On May 20, 2026, FPC filed a petition for writ of certiorari in Novotny v. Moore, asking the justices to strike down a long list of Maryland’s public carry bans. FPC is joined by three of its members, Maryland Shall Issue, and the Second Amendment Foundation. The petitioners are represented by David H. Thompson, Peter A. Patterson, and William V. Bergstrom of Cooper & Kirk, along with Mark W. Pennak.
Here is the backdrop. When the Supreme Court decided Bruen in 2022, it forced Maryland to start issuing carry permits instead of denying them on a “good and substantial reason” standard. Maryland’s response was the Gun Safety Act of 2023, Senate Bill 1. Rather than control who gets a permit, the state went after where you can actually go with one.
The petition is blunt about the strategy, and Maryland more or less admitted it below. As long as the state could keep permits scarce, there was little need for broad location bans. Once Bruen made permits easier to get, that changed. Same goal, new method.
So look at where a permitted Marylander still cannot carry. The challenged bans cover mass transit and transit facilities, public demonstrations and anywhere within 1,000 feet of one, state parks and state forests, four kinds of healthcare facilities, “places of amusement” like museums, stadiums, racetracks, amusement parks, and casinos, anywhere that sells alcohol for on-site consumption, government buildings, and school grounds. On top of that, Maryland flipped the default on private property open to the public, presuming carry is banned unless the owner says otherwise.
Add it up and the question the petition raises is simple. If the right to carry “in public” does not include government-owned land, places where people eat and drink, or where they gather for recreation, then what is left of the right at all?
The case ran through the courts in 2023 and 2024. The district court blocked a few pieces, including the private property default rule and the bans on carry at places serving alcohol and at demonstrations. Then in January 2026 the Fourth Circuit went the other way.

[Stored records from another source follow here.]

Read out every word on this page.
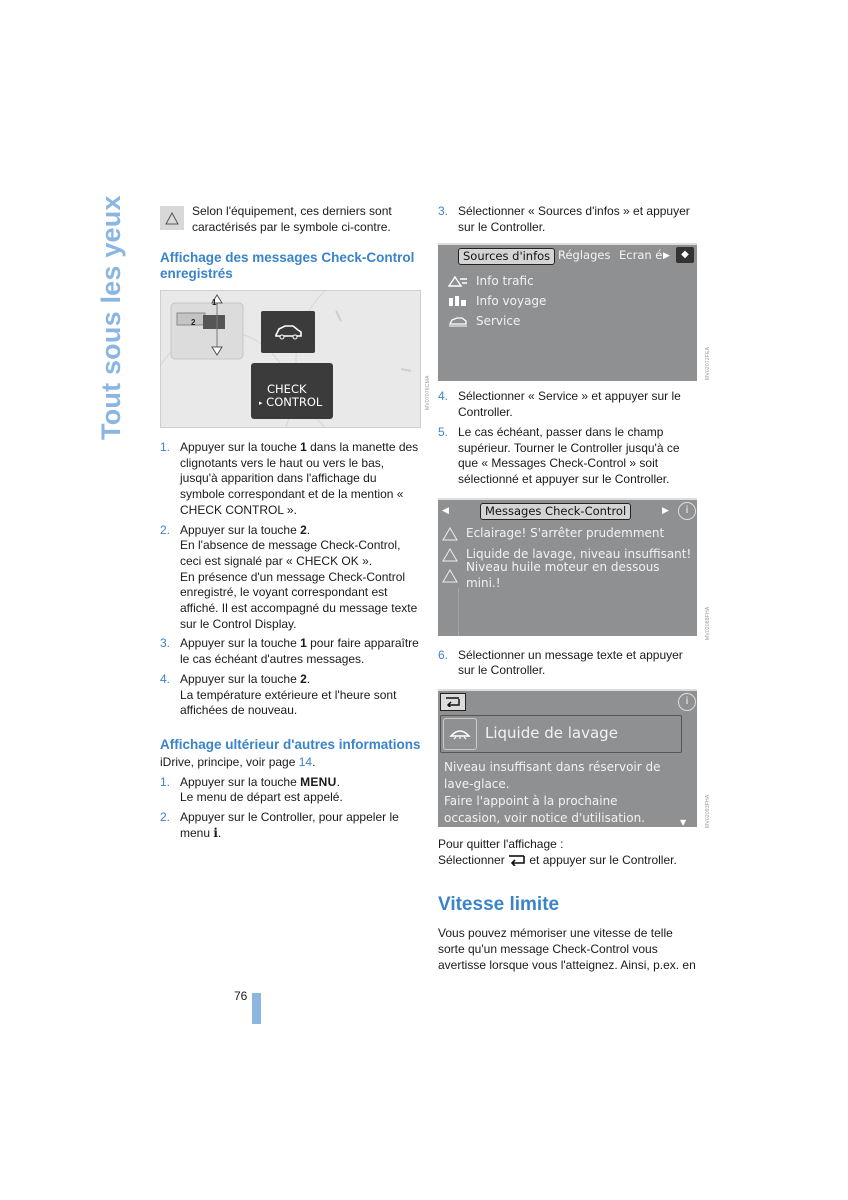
Tout sous les yeux	Selon l'équipement, ces derniers sont caractérisés par le symbole ci-contre.

Affichage des messages Check-Control enregistrés
1
2
CHECK
▸ CONTROL
1. Appuyer sur la touche 1 dans la manette des clignotants vers le haut ou vers le bas, jusqu'à apparition dans l'affichage du symbole correspondant et de la mention « CHECK CONTROL ».
2. Appuyer sur la touche 2.
En l'absence de message Check-Control, ceci est signalé par « CHECK OK ».
En présence d'un message Check-Control enregistré, le voyant correspondant est affiché. Il est accompagné du message texte sur le Control Display.
3. Appuyer sur la touche 1 pour faire apparaître le cas échéant d'autres messages.
4. Appuyer sur la touche 2.
La température extérieure et l'heure sont affichées de nouveau.
Affichage ultérieur d'autres informations

iDrive, principe, voir page 14.

1. Appuyer sur la touche MENU.
Le menu de départ est appelé.
2. Appuyer sur le Controller, pour appeler le menu i.
3. Sélectionner « Sources d'infos » et appuyer sur le Controller.
Sources d'infos Réglages Ecran é ▶	◆
Info trafic
Info voyage
Service
4. Sélectionner « Service » et appuyer sur le Controller.
5. Le cas échéant, passer dans le champ supérieur. Tourner le Controller jusqu'à ce que « Messages Check-Control » soit sélectionné et appuyer sur le Controller.
◀	Messages Check-Control	▶	i
Eclairage! S'arrêter prudemment
Liquide de lavage, niveau insuffisant!
Niveau huile moteur en dessous mini.!
6. Sélectionner un message texte et appuyer sur le Controller.
i
Liquide de lavage
Niveau insuffisant dans réservoir de
lave-glace.
Faire l'appoint à la prochaine
occasion, voir notice d'utilisation.	▼

Pour quitter l'affichage :

Sélectionner  et appuyer sur le Controller.

Vitesse limite

Vous pouvez mémoriser une vitesse de telle sorte qu'un message Check-Control vous avertisse lorsque vous l'atteignez. Ainsi, p.ex. en

76
MV07076CMA
MV02072FEA
MV02088FHA
MV02093FHA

It upheld nearly every location ban Maryland enacted, striking down only the private property “vampire rule.” That mixed result is what FPC is now asking the Supreme Court to fix.
What stands out in the petition is how the lower courts got there. To uphold each ban, the Fourth Circuit leaned on a grab bag of justifications: places owned by the government, places frequented by children, places that serve an educational purpose, places of “social gathering,” and above all, “crowded” places. The petition points out that the crowding rationale is exactly what the Supreme Court rejected in Bruen, which warned that letting a state ban guns wherever a crowd might form would gut the right to carry entirely.
More from USA Carry:
That concern was not FPC’s alone. Judge Agee, sitting on the Fourth Circuit panel, agreed with the majority on some points but split off on the parks, forests, transit, demonstrations, amusement, and alcohol bans. He wrote that the majority grossly misread Bruen by pinning its analysis on a smattering of mid-to-late 1800s laws instead of the understanding of the right at the Founding in 1791. On the half-million-plus acres of Maryland state forest where the state still allows regulated hunting, Agee called the idea that the Founders would treat that wilderness as a gun-free “sensitive place” what it is, which is hard to take seriously.

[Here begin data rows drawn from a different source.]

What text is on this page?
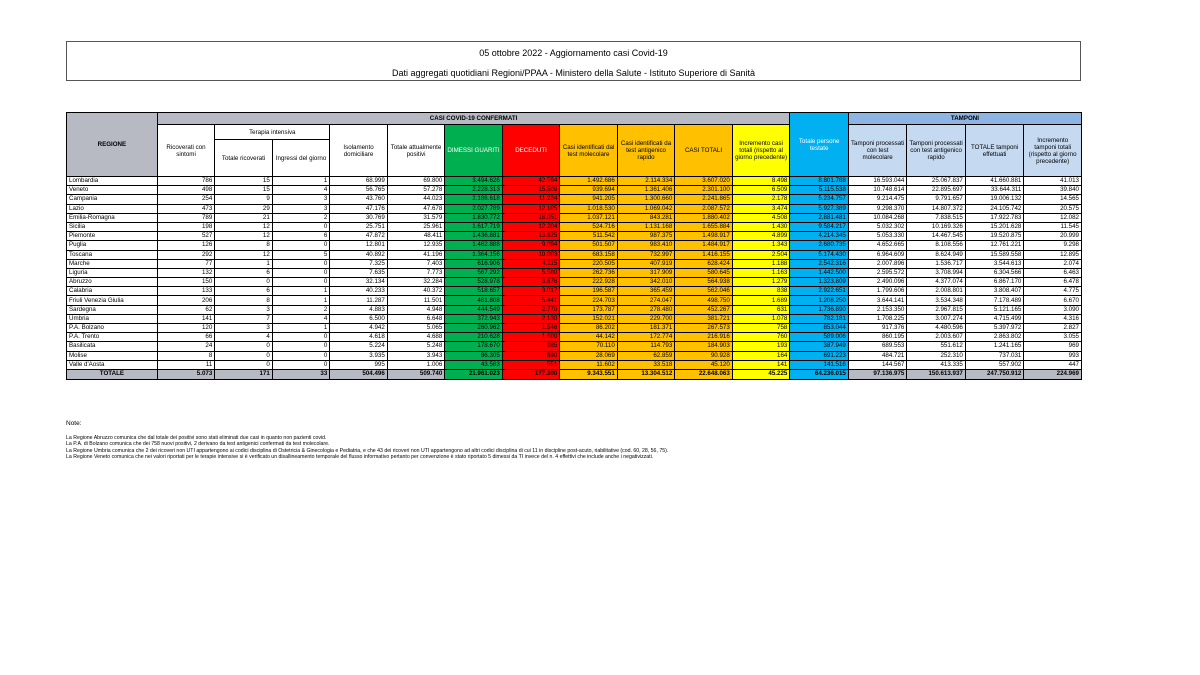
05 ottobre 2022 - Aggiornamento casi Covid-19
Dati aggregati quotidiani Regioni/PPAA - Ministero della Salute - Istituto Superiore di Sanità
REGIONE	CASI COVID-19 CONFERMATI											Totale persone testate	TAMPONI			
	Ricoverati con sintomi	Terapia intensiva		Isolamento domiciliare	Totale attualmente positivi	DIMESSI GUARITI	DECEDUTI	Casi identificati dal test molecolare	Casi identificati da test antigenico rapido	CASI TOTALI	Incremento casi totali (rispetto al giorno precedente)		Tamponi processati con test molecolare	Tamponi processati con test antigenico rapido	TOTALE tamponi effettuati	Incremento tamponi totali (rispetto al giorno precedente)
		Totale ricoverati	Ingressi del giorno													
Lombardia	786	15	1	68.999	69.800	3.494.626	42.594	1.492.686	2.114.334	3.607.020	8.498	8.801.788	16.593.044	25.067.837	41.660.881	41.013
Veneto	498	15	4	56.765	57.278	2.228.313	15.509	939.694	1.361.406	2.301.100	6.509	5.115.538	10.748.614	22.895.697	33.644.311	39.840
Campania	254	9	3	43.760	44.023	2.186.618	11.224	941.205	1.300.660	2.241.865	2.178	5.234.757	9.214.475	9.791.657	19.006.132	14.565
Lazio	473	29	3	47.176	47.678	2.027.789	12.105	1.018.530	1.069.042	2.087.572	3.474	5.927.389	9.298.370	14.807.372	24.105.742	20.575
Emilia-Romagna	789	21	2	30.769	31.579	1.830.772	18.051	1.037.121	843.281	1.880.402	4.508	2.881.481	10.084.268	7.838.515	17.922.783	12.082
Sicilia	198	12	0	25.751	25.961	1.617.719	12.204	524.716	1.131.168	1.655.884	1.430	9.584.217	5.032.302	10.169.326	15.201.628	11.545
Piemonte	527	12	6	47.872	48.411	1.436.881	13.625	511.542	987.375	1.498.917	4.899	4.214.345	5.053.330	14.467.545	19.520.875	20.999
Puglia	126	8	0	12.801	12.935	1.462.888	9.094	501.507	983.410	1.484.917	1.343	2.680.735	4.652.665	8.108.556	12.761.221	9.298
Toscana	292	12	5	40.892	41.196	1.364.156	10.803	683.158	732.997	1.416.155	2.504	5.174.430	6.964.609	8.624.949	15.589.558	12.895
Marche	77	1	0	7.325	7.403	616.906	4.115	220.505	407.919	628.424	1.188	2.542.316	2.007.896	1.536.717	3.544.613	2.074
Liguria	132	6	0	7.635	7.773	567.292	5.580	262.736	317.909	580.645	1.163	1.442.500	2.595.572	3.708.994	6.304.566	6.463
Abruzzo	150	0	0	32.134	32.284	528.978	3.676	222.928	342.010	564.938	1.279	1.323.809	2.490.096	4.377.074	6.867.170	6.478
Calabria	133	6	1	40.233	40.372	518.657	3.017	196.587	365.459	562.046	838	2.922.651	1.799.606	2.008.801	3.808.407	4.775
Friuli Venezia Giulia	206	8	1	11.287	11.501	481.808	5.441	224.703	274.047	498.750	1.689	1.208.250	3.644.141	3.534.348	7.178.489	6.670
Sardegna	62	3	2	4.883	4.948	444.549	2.770	173.787	278.480	452.267	631	1.736.890	2.153.350	2.967.815	5.121.165	3.090
Umbria	141	7	4	6.500	6.648	372.943	2.130	152.021	229.700	381.721	1.078	782.181	1.708.225	3.007.274	4.715.499	4.316
P.A. Bolzano	120	3	1	4.942	5.065	260.962	1.546	86.202	181.371	267.573	758	853.044	917.376	4.480.596	5.397.972	2.827
P.A. Trento	66	4	0	4.618	4.688	210.628	1.600	44.142	172.774	216.916	760	589.006	860.195	2.003.607	2.863.802	3.055
Basilicata	24	0	0	5.224	5.248	178.670	985	70.110	114.793	184.903	193	387.949	689.553	551.612	1.241.165	969
Molise	8	0	0	3.935	3.943	86.305	680	28.069	62.859	90.928	164	691.223	484.721	252.310	737.031	993
Valle d'Aosta	11	0	0	995	1.006	43.563	551	11.602	33.518	45.120	141	141.516	144.567	413.335	557.902	447
TOTALE	5.073	171	33	504.496	509.740	21.961.023	177.300	9.343.551	13.304.512	22.648.063	45.225	64.236.015	97.136.975	150.613.937	247.750.912	224.969
Note:
La Regione Abruzzo comunica che dal totale dei positivi sono stati eliminati due casi in quanto non pazienti covid.
La P.A. di Bolzano comunica che dei 758 nuovi positivi, 2 derivano da test antigenici confermati da test molecolare.
La Regione Umbria comunica che 2 dei ricoveri non UTI appartengono ai codici disciplina di Ostetricia & Ginecologia e Pediatria, e che 43 dei ricoveri non UTI appartengono ad altri codici disciplina di cui 11 in discipline post-acuto, riabilitative (cod. 60, 28, 56, 75).
La Regione Veneto comunica che nei valori riportati per le terapie intensive si è verificato un disallineamento temporale del flusso informativo pertanto per convenzione è stato riportato 5 dimessi da TI invece del n. 4 effettivi che include anche i negativizzati.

The petition argues the right history points the other way. From the colonial era through the Founding, there was a tradition of permitting and sometimes requiring people to carry firearms in crowded places of public assembly, including a 1770 Georgia law that required men to carry guns to places of public worship. The narrow historical exception was for genuinely secured places, the kind with armed guards and magnetometers, like a courthouse. Not for everywhere a person might want to grab a meal or walk through a park.
FPC President Brandon Combs framed the stakes plainly:
“When the Supreme Court held that states must issue carry licenses, Maryland simply banned carry everywhere people actually go instead. Same result, different method,” he said. “That’s not following the law, that’s open defiance of the Supreme Court, and we’re going to make them answer for it. We will end these carry bans in Maryland and throughout the United States.”
This one matters well beyond Maryland. The courts of appeals are split on how to handle these post-Bruen “sensitive place” laws, and a ruling here would set the rule for the whole country. Maryland filed its own petition in April defending its position, so both sides are now at the Supreme Court’s door.
The government’s response is due about a month after the petition is docketed. I will keep tracking this one as it moves, because how the justices handle it will shape carry rights far past state lines.